Het meest onthullende van dit artikel is misschien wel het feit dat het geen democratisch discussiestuk is, maar een oekaze. Hier wordt de burger verteld hoe zijn toekomst is gedetermineerd en wat zijn/haar mogelijkheden, maar vooral ook onmogelijkheden zijn in een neoliberale 'democratie,' die geen democratie is aangezien de meerderheid van de bevolking niet de mogelijkheid bezit om haar eigen lot te bepalen. Wat hier wordt verkondigd is dat een zeer kleine rijke elite, bijgestaan door managers en technocraten, en gesteund door haar pleitbezorgers in de mainstream-pers, zonder enige zinvolle tussenkomst van volksvertegenwoordigers de toekomst van de hele mensheid bepaalt. Op welk moment dit beslist is, door wie, en op grond waarvan wordt door de 'vrije pers' de de 'democratische politici' in het midden gelaten, omdat deze vragen domweg volstrekt irrelevant worden geacht. 'Innovatie, het wondermiddel dat voor vooruitgang zorgt, heeft altijd banen gekost,' is de enige rechtvaardiging in de bekendmaking in The Economist/nrc.next. De Britse geleerde John Gray schreef over de waanzin:
Modern revolutionaries from the Jacobins onwards share these beliefs, but whereas the millenarians believed that only God could remake the world, modern revolutionaries imagined it could be reshaped by humanity alone. This is a notion as far-fetched as anything believed in medieval times. Perhaps for that reason it has always been presented as having the authority of science. Modern politics has been driven by the belief that humanity can be delivered from immemorial evils by the power of knowledge.

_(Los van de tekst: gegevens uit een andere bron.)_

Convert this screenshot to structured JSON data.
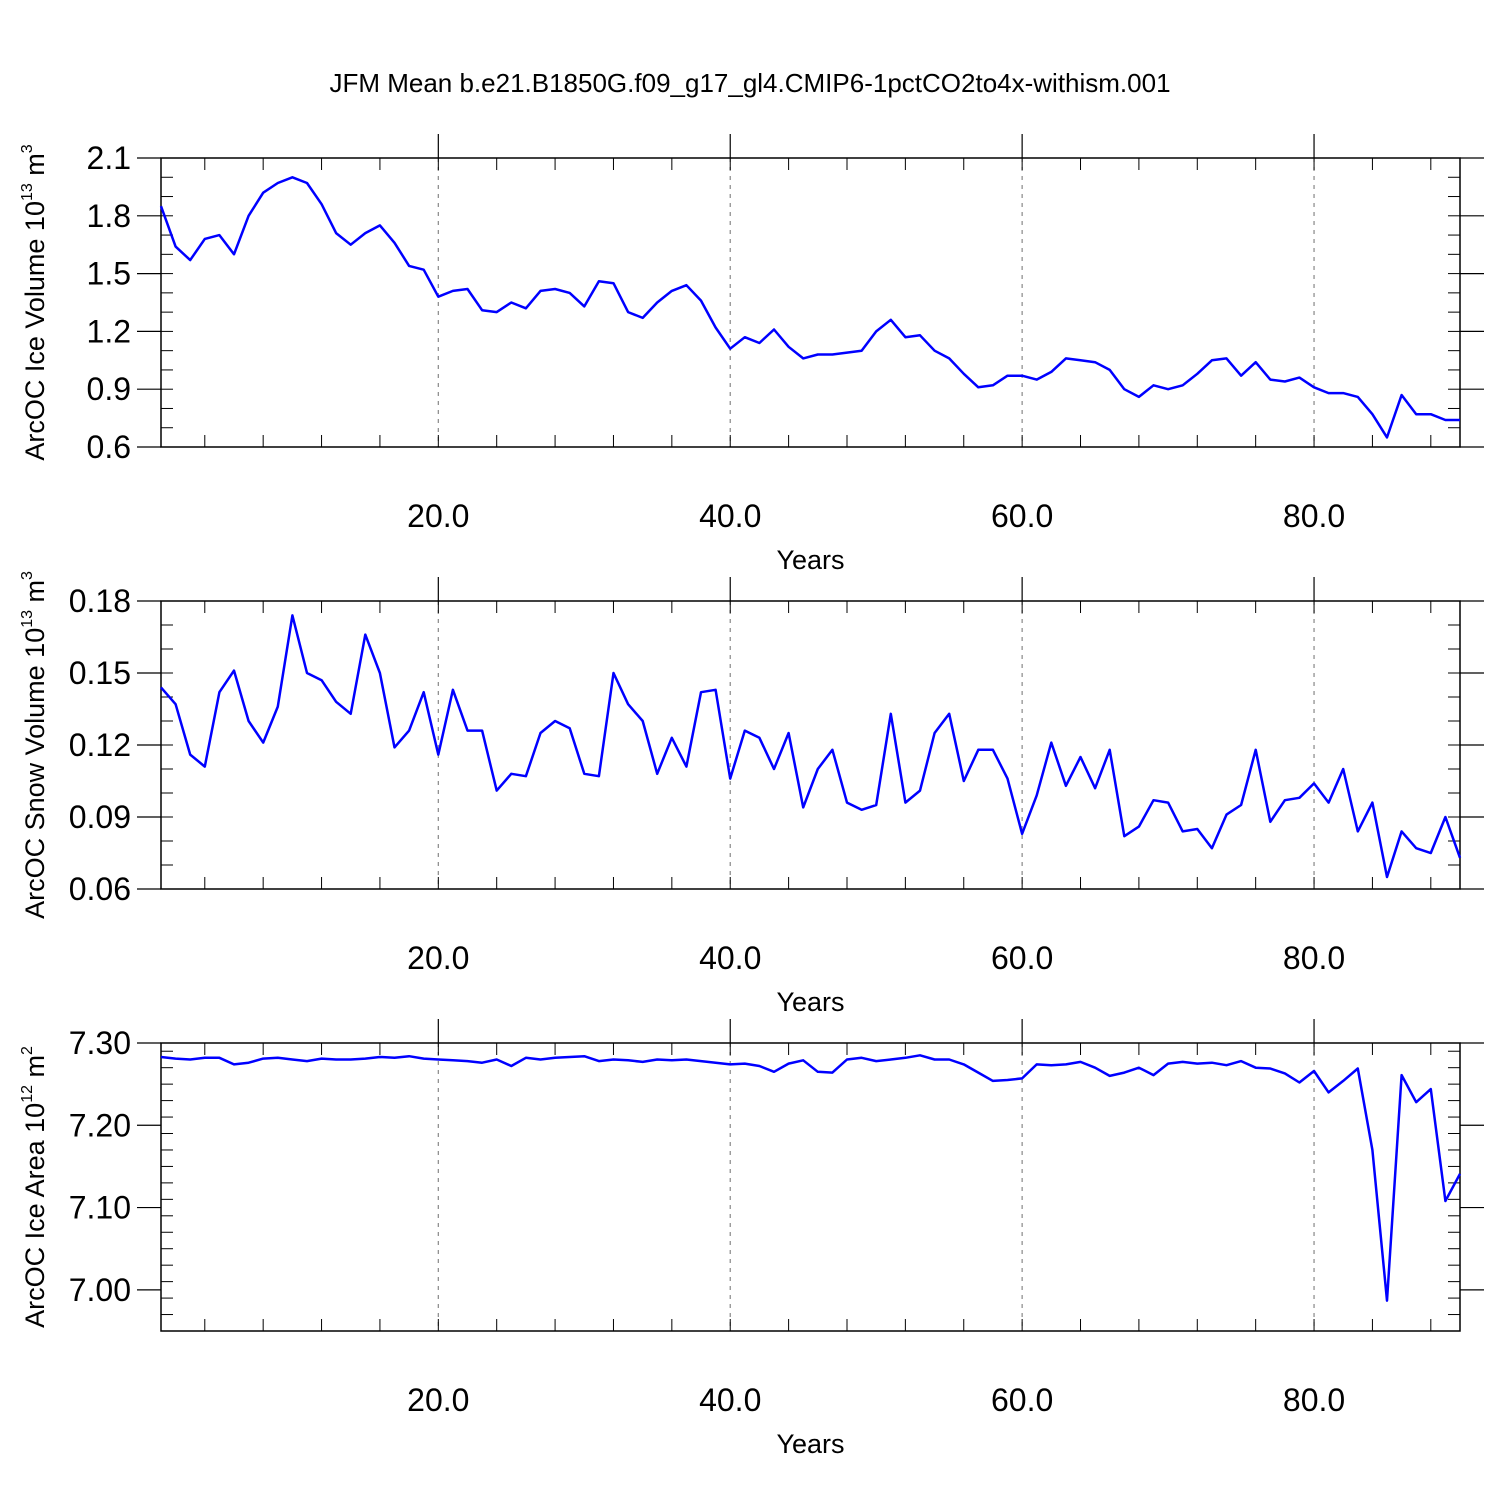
{
  "title": "JFM Mean b.e21.B1850G.f09_g17_gl4.CMIP6-1pctCO2to4x-withism.001",
  "chart_data": [
    {
      "type": "line",
      "xlabel": "Years",
      "ylabel": {
        "text": "ArcOC Ice Volume 10",
        "exp": "13",
        "unit": " m",
        "unit_exp": "3"
      },
      "xlim": [
        1,
        90
      ],
      "ylim": [
        0.6,
        2.1
      ],
      "xticks": [
        20,
        40,
        60,
        80
      ],
      "xtick_labels": [
        "20.0",
        "40.0",
        "60.0",
        "80.0"
      ],
      "yticks": [
        0.6,
        0.9,
        1.2,
        1.5,
        1.8,
        2.1
      ],
      "ytick_labels": [
        "0.6",
        "0.9",
        "1.2",
        "1.5",
        "1.8",
        "2.1"
      ],
      "ytick_minor_step": 0.1,
      "xtick_minor_step": 4,
      "grid": "dashed-vertical",
      "color": "#0000ff",
      "x_start": 1,
      "values": [
        1.85,
        1.64,
        1.57,
        1.68,
        1.7,
        1.6,
        1.8,
        1.92,
        1.97,
        2.0,
        1.97,
        1.86,
        1.71,
        1.65,
        1.71,
        1.75,
        1.66,
        1.54,
        1.52,
        1.38,
        1.41,
        1.42,
        1.31,
        1.3,
        1.35,
        1.32,
        1.41,
        1.42,
        1.4,
        1.33,
        1.46,
        1.45,
        1.3,
        1.27,
        1.35,
        1.41,
        1.44,
        1.36,
        1.22,
        1.11,
        1.17,
        1.14,
        1.21,
        1.12,
        1.06,
        1.08,
        1.08,
        1.09,
        1.1,
        1.2,
        1.26,
        1.17,
        1.18,
        1.1,
        1.06,
        0.98,
        0.91,
        0.92,
        0.97,
        0.97,
        0.95,
        0.99,
        1.06,
        1.05,
        1.04,
        1.0,
        0.9,
        0.86,
        0.92,
        0.9,
        0.92,
        0.98,
        1.05,
        1.06,
        0.97,
        1.04,
        0.95,
        0.94,
        0.96,
        0.91,
        0.88,
        0.88,
        0.86,
        0.77,
        0.65,
        0.87,
        0.77,
        0.77,
        0.74,
        0.74
      ]
    },
    {
      "type": "line",
      "xlabel": "Years",
      "ylabel": {
        "text": "ArcOC Snow Volume 10",
        "exp": "13",
        "unit": " m",
        "unit_exp": "3"
      },
      "xlim": [
        1,
        90
      ],
      "ylim": [
        0.06,
        0.18
      ],
      "xticks": [
        20,
        40,
        60,
        80
      ],
      "xtick_labels": [
        "20.0",
        "40.0",
        "60.0",
        "80.0"
      ],
      "yticks": [
        0.06,
        0.09,
        0.12,
        0.15,
        0.18
      ],
      "ytick_labels": [
        "0.06",
        "0.09",
        "0.12",
        "0.15",
        "0.18"
      ],
      "ytick_minor_step": 0.01,
      "xtick_minor_step": 4,
      "grid": "dashed-vertical",
      "color": "#0000ff",
      "x_start": 1,
      "values": [
        0.144,
        0.137,
        0.116,
        0.111,
        0.142,
        0.151,
        0.13,
        0.121,
        0.136,
        0.174,
        0.15,
        0.147,
        0.138,
        0.133,
        0.166,
        0.15,
        0.119,
        0.126,
        0.142,
        0.116,
        0.143,
        0.126,
        0.126,
        0.101,
        0.108,
        0.107,
        0.125,
        0.13,
        0.127,
        0.108,
        0.107,
        0.15,
        0.137,
        0.13,
        0.108,
        0.123,
        0.111,
        0.142,
        0.143,
        0.106,
        0.126,
        0.123,
        0.11,
        0.125,
        0.094,
        0.11,
        0.118,
        0.096,
        0.093,
        0.095,
        0.133,
        0.096,
        0.101,
        0.125,
        0.133,
        0.105,
        0.118,
        0.118,
        0.106,
        0.083,
        0.099,
        0.121,
        0.103,
        0.115,
        0.102,
        0.118,
        0.082,
        0.086,
        0.097,
        0.096,
        0.084,
        0.085,
        0.077,
        0.091,
        0.095,
        0.118,
        0.088,
        0.097,
        0.098,
        0.104,
        0.096,
        0.11,
        0.084,
        0.096,
        0.065,
        0.084,
        0.077,
        0.075,
        0.09,
        0.073
      ]
    },
    {
      "type": "line",
      "xlabel": "Years",
      "ylabel": {
        "text": "ArcOC Ice Area 10",
        "exp": "12",
        "unit": " m",
        "unit_exp": "2"
      },
      "xlim": [
        1,
        90
      ],
      "ylim": [
        6.95,
        7.3
      ],
      "xticks": [
        20,
        40,
        60,
        80
      ],
      "xtick_labels": [
        "20.0",
        "40.0",
        "60.0",
        "80.0"
      ],
      "yticks": [
        7.0,
        7.1,
        7.2,
        7.3
      ],
      "ytick_labels": [
        "7.00",
        "7.10",
        "7.20",
        "7.30"
      ],
      "ytick_minor_step": 0.02,
      "xtick_minor_step": 4,
      "grid": "dashed-vertical",
      "color": "#0000ff",
      "x_start": 1,
      "values": [
        7.283,
        7.281,
        7.28,
        7.282,
        7.282,
        7.274,
        7.276,
        7.281,
        7.282,
        7.28,
        7.278,
        7.281,
        7.28,
        7.28,
        7.281,
        7.283,
        7.282,
        7.284,
        7.281,
        7.28,
        7.279,
        7.278,
        7.276,
        7.28,
        7.272,
        7.282,
        7.28,
        7.282,
        7.283,
        7.284,
        7.278,
        7.28,
        7.279,
        7.277,
        7.28,
        7.279,
        7.28,
        7.278,
        7.276,
        7.274,
        7.275,
        7.272,
        7.265,
        7.275,
        7.279,
        7.265,
        7.264,
        7.28,
        7.282,
        7.278,
        7.28,
        7.282,
        7.285,
        7.28,
        7.28,
        7.274,
        7.264,
        7.254,
        7.255,
        7.257,
        7.274,
        7.273,
        7.274,
        7.277,
        7.27,
        7.26,
        7.264,
        7.27,
        7.261,
        7.275,
        7.277,
        7.275,
        7.276,
        7.273,
        7.278,
        7.27,
        7.269,
        7.263,
        7.252,
        7.266,
        7.24,
        7.254,
        7.269,
        7.17,
        6.987,
        7.261,
        7.228,
        7.244,
        7.108,
        7.141
      ]
    }
  ]
}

En daarom kon The Economist/nrc.next onder de kop 'Wie is er beter in jouw werk? Jij of een robot?' onweersproken melden dat
In een recent onderzoek van de Oxford Universiteit gesuggereerd wordt dat 47 procent van de huidige banen in de komende twintig jaar zou kunnen worden geautomatiseerd.

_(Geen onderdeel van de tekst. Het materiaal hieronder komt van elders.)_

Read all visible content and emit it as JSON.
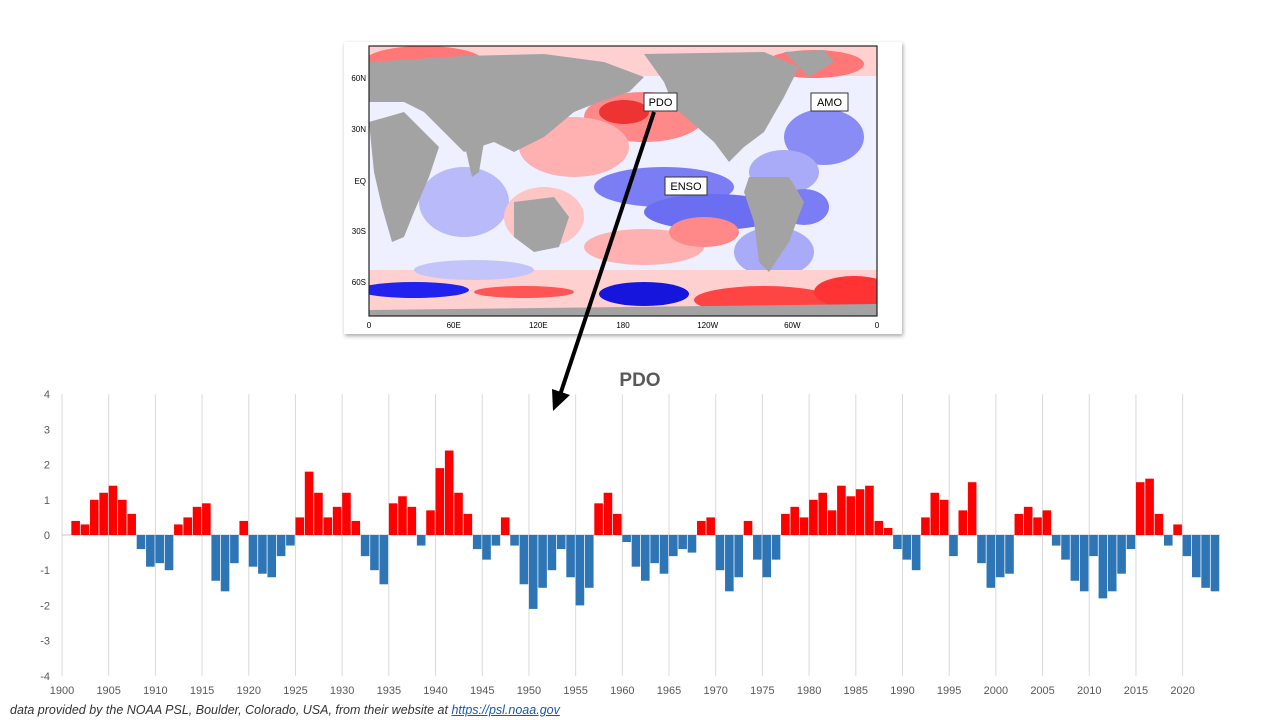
{
  "map": {
    "lat_labels": [
      "60N",
      "30N",
      "EQ",
      "30S",
      "60S"
    ],
    "lon_labels": [
      "0",
      "60E",
      "120E",
      "180",
      "120W",
      "60W",
      "0"
    ],
    "region_labels": {
      "pdo": "PDO",
      "amo": "AMO",
      "enso": "ENSO"
    },
    "colors": {
      "land": "#a3a3a3",
      "warm": "#f06060",
      "cool": "#5a5cf0",
      "ocean": "#eef0ff"
    }
  },
  "chart_data": {
    "type": "bar",
    "title": "PDO",
    "xlabel": "",
    "ylabel": "",
    "ylim": [
      -4,
      4
    ],
    "yticks": [
      4,
      3,
      2,
      1,
      0,
      -1,
      -2,
      -3,
      -4
    ],
    "xlim": [
      1900,
      2024
    ],
    "xticks": [
      1900,
      1905,
      1910,
      1915,
      1920,
      1925,
      1930,
      1935,
      1940,
      1945,
      1950,
      1955,
      1960,
      1965,
      1970,
      1975,
      1980,
      1985,
      1990,
      1995,
      2000,
      2005,
      2010,
      2015,
      2020
    ],
    "resolution": "annual anomaly (monthly bars in original)",
    "years": [
      1901,
      1902,
      1903,
      1904,
      1905,
      1906,
      1907,
      1908,
      1909,
      1910,
      1911,
      1912,
      1913,
      1914,
      1915,
      1916,
      1917,
      1918,
      1919,
      1920,
      1921,
      1922,
      1923,
      1924,
      1925,
      1926,
      1927,
      1928,
      1929,
      1930,
      1931,
      1932,
      1933,
      1934,
      1935,
      1936,
      1937,
      1938,
      1939,
      1940,
      1941,
      1942,
      1943,
      1944,
      1945,
      1946,
      1947,
      1948,
      1949,
      1950,
      1951,
      1952,
      1953,
      1954,
      1955,
      1956,
      1957,
      1958,
      1959,
      1960,
      1961,
      1962,
      1963,
      1964,
      1965,
      1966,
      1967,
      1968,
      1969,
      1970,
      1971,
      1972,
      1973,
      1974,
      1975,
      1976,
      1977,
      1978,
      1979,
      1980,
      1981,
      1982,
      1983,
      1984,
      1985,
      1986,
      1987,
      1988,
      1989,
      1990,
      1991,
      1992,
      1993,
      1994,
      1995,
      1996,
      1997,
      1998,
      1999,
      2000,
      2001,
      2002,
      2003,
      2004,
      2005,
      2006,
      2007,
      2008,
      2009,
      2010,
      2011,
      2012,
      2013,
      2014,
      2015,
      2016,
      2017,
      2018,
      2019,
      2020,
      2021,
      2022,
      2023
    ],
    "values": [
      0.4,
      0.3,
      1.0,
      1.2,
      1.4,
      1.0,
      0.6,
      -0.4,
      -0.9,
      -0.8,
      -1.0,
      0.3,
      0.5,
      0.8,
      0.9,
      -1.3,
      -1.6,
      -0.8,
      0.4,
      -0.9,
      -1.1,
      -1.2,
      -0.6,
      -0.3,
      0.5,
      1.8,
      1.2,
      0.5,
      0.8,
      1.2,
      0.4,
      -0.6,
      -1.0,
      -1.4,
      0.9,
      1.1,
      0.8,
      -0.3,
      0.7,
      1.9,
      2.4,
      1.2,
      0.6,
      -0.4,
      -0.7,
      -0.3,
      0.5,
      -0.3,
      -1.4,
      -2.1,
      -1.5,
      -1.0,
      -0.4,
      -1.2,
      -2.0,
      -1.5,
      0.9,
      1.2,
      0.6,
      -0.2,
      -0.9,
      -1.3,
      -0.8,
      -1.1,
      -0.6,
      -0.4,
      -0.5,
      0.4,
      0.5,
      -1.0,
      -1.6,
      -1.2,
      0.4,
      -0.7,
      -1.2,
      -0.7,
      0.6,
      0.8,
      0.5,
      1.0,
      1.2,
      0.7,
      1.4,
      1.1,
      1.3,
      1.4,
      0.4,
      0.2,
      -0.4,
      -0.7,
      -1.0,
      0.5,
      1.2,
      1.0,
      -0.6,
      0.7,
      1.5,
      -0.8,
      -1.5,
      -1.2,
      -1.1,
      0.6,
      0.8,
      0.5,
      0.7,
      -0.3,
      -0.7,
      -1.3,
      -1.6,
      -0.6,
      -1.8,
      -1.6,
      -1.1,
      -0.4,
      1.5,
      1.6,
      0.6,
      -0.3,
      0.3,
      -0.6,
      -1.2,
      -1.5,
      -1.6
    ],
    "positive_color": "#ff0000",
    "negative_color": "#2e75b6"
  },
  "footnote": {
    "prefix": "data provided by the NOAA PSL, Boulder, Colorado, USA, from their website at ",
    "link": "https://psl.noaa.gov"
  }
}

Welnu, deze ideologie wordt door Hubert Smeets en zijn mainstream-collega's gepresenteerd als een levensvatbaar systeem voor de hele wereld. En dus stelt de opiniemaker dat 'onderhuids bij sommige Russen toch ook de vraag [wroet]: waarom doen of durven ze in Kiev wel wat wij in Moskou niet kunnen of durven?' Wat wil hij hiermee suggereren? Dat is simpel: wat hij relevant acht is niet dat 'sommige' Russen het neoliberalisme omarmen, en zeker de door hem bewonderde 'ex-oligarch' en miljardair Chodorkovski, maar Smeets benadrukt op die manier dat zelfs in Rusland verstandige mensen zich realiseren dat alleen het neoliberalisme uitkomst biedt, en daarom spreekt hij van 'Europese waarden' als 'vrijheid en democratie.' Het neoliberalisme en 'de democratie' worden als één pakket verkocht. In werkelijkheid doet Smeets precies wat hij Russen verweet toen hij stelde dat 'Het typisch Russisch [is], om altijd alles om te draaien.' Ongetwijfeld juichen de rijken in Rusland het neoliberalisme toe, net als in het Westen, maar dat de bevolking daar zowel als hier de negatieve consequenties van het neoliberalisme omarmen is een omkering van de werkelijkheid. Dat is dan ook de voornaamste reden van waarom 'Poetin' wordt geportretteerd als een grote bedreiging van het 'vrije Westen.' Dat de macht van de westerse elite voor een aanzienlijk deel gebaseerd is op bangmakerij blijkt wel uit de niet aflatende hetze die de neoliberale spreekbuis The Economist, en in navolging daarvan Hubert Smeets, tegen 'Putin' voeren. En zo houdt de macht zich in stand.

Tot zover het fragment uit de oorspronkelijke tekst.